As Chile approaches the 50th anniversary of its 1973 coup, the country’s government has launched an initiative to search for people who disappeared during the authoritarian rule of General Augusto Pinochet. The National Search Plan aims to locate the remains of people who were forcibly disappeared or executed during the post-coup repression that lasted until 1990.
The plan was announced by President Gabriel Boric on Wednesday, coinciding with the International Day of the Victims of Enforced Disappearances. He said that the commitment to truth and justice is “inextinguishable” and that the state has a responsibility to find the missing victims.
According to official figures, 1,469 people went missing as a result of forced disappearances and 377 were executed without their remains being returned to their families. Only 307 of them have been identified so far. Some of them were thrown into the sea or buried in mass graves across the country.

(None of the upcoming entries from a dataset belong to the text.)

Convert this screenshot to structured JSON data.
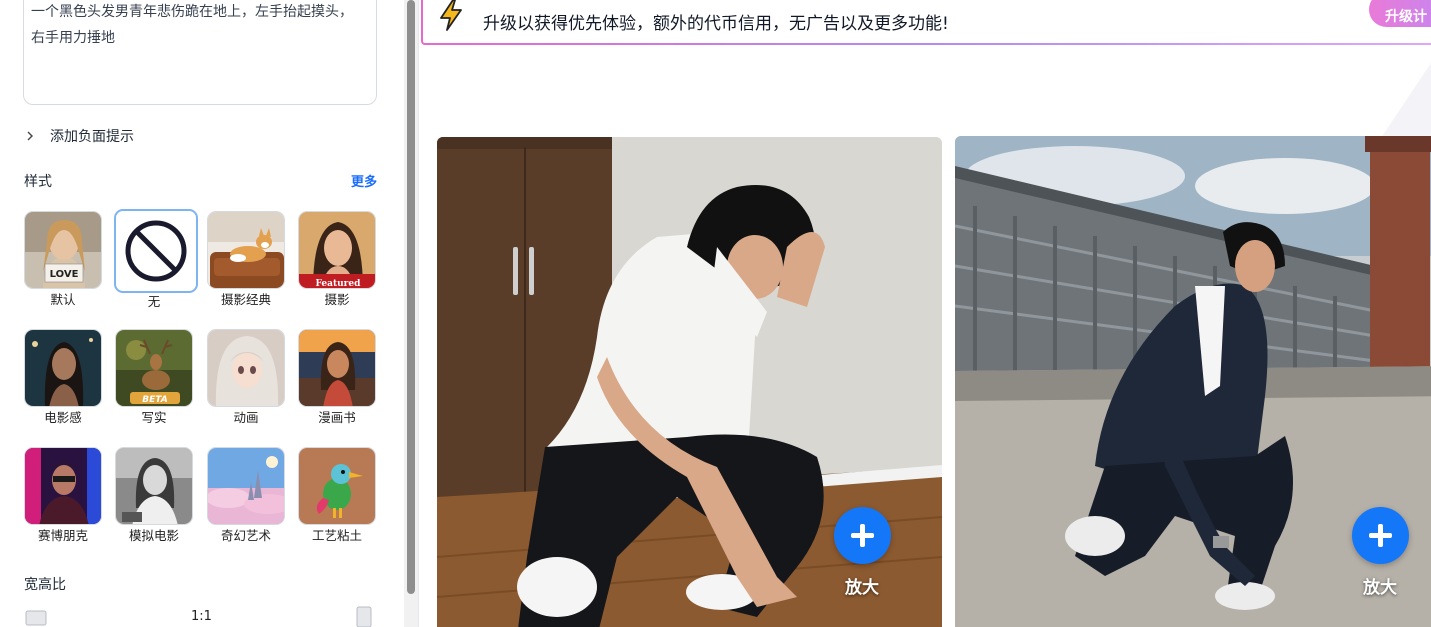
{
  "prompt": {
    "text": "一个黑色头发男青年悲伤跪在地上，左手抬起摸头，右手用力捶地"
  },
  "negative_prompt": {
    "label": "添加负面提示"
  },
  "styles": {
    "title": "样式",
    "more_label": "更多",
    "items": [
      {
        "label": "默认",
        "thumb_text": "LOVE",
        "icon": "portrait-girl-thumb"
      },
      {
        "label": "无",
        "icon": "no-symbol-icon",
        "selected": true
      },
      {
        "label": "摄影经典",
        "icon": "dog-sofa-thumb"
      },
      {
        "label": "摄影",
        "thumb_text": "Featured",
        "icon": "woman-portrait-thumb"
      },
      {
        "label": "电影感",
        "icon": "cinematic-woman-thumb"
      },
      {
        "label": "写实",
        "thumb_text": "BETA",
        "icon": "deer-thumb"
      },
      {
        "label": "动画",
        "icon": "anime-girl-thumb"
      },
      {
        "label": "漫画书",
        "icon": "comic-woman-thumb"
      },
      {
        "label": "赛博朋克",
        "icon": "cyberpunk-man-thumb"
      },
      {
        "label": "模拟电影",
        "icon": "bw-woman-thumb"
      },
      {
        "label": "奇幻艺术",
        "icon": "fantasy-castle-thumb"
      },
      {
        "label": "工艺粘土",
        "icon": "clay-bird-thumb"
      }
    ]
  },
  "aspect": {
    "title": "宽高比",
    "value": "1:1"
  },
  "banner": {
    "text": "升级以获得优先体验，额外的代币信用，无广告以及更多功能!",
    "button_label": "升级计",
    "colors": {
      "border_start": "#e56ad0",
      "border_end": "#e0a9f6"
    }
  },
  "results": [
    {
      "zoom_label": "放大",
      "description": "white-shirt-kneeling-man"
    },
    {
      "zoom_label": "放大",
      "description": "suit-kneeling-man"
    }
  ],
  "colors": {
    "accent": "#1477f8",
    "link": "#1a6dff"
  }
}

The plan will seek to establish the circumstances and conditions under which each person was disappeared, guarantee access to government records, and provide reparations and guarantees for victims’ families. It will also centralize information on the missing victims, who have been symbolically included on the electoral roll since 2021.
The plan is the result of eight months of consultations with victims’ families and other organizations. It is considered a permanent state policy and will be coordinated by the Ministry of Justice and Human Rights.
The announcement comes as Chile prepares to mark 50 years since the military coup that overthrew the democratically elected socialist President Salvador Allende and installed Pinochet as a dictator. During his 17-year rule, more than 40,000 people were victims of human rights violations, including imprisonment, torture, exile, and assassination.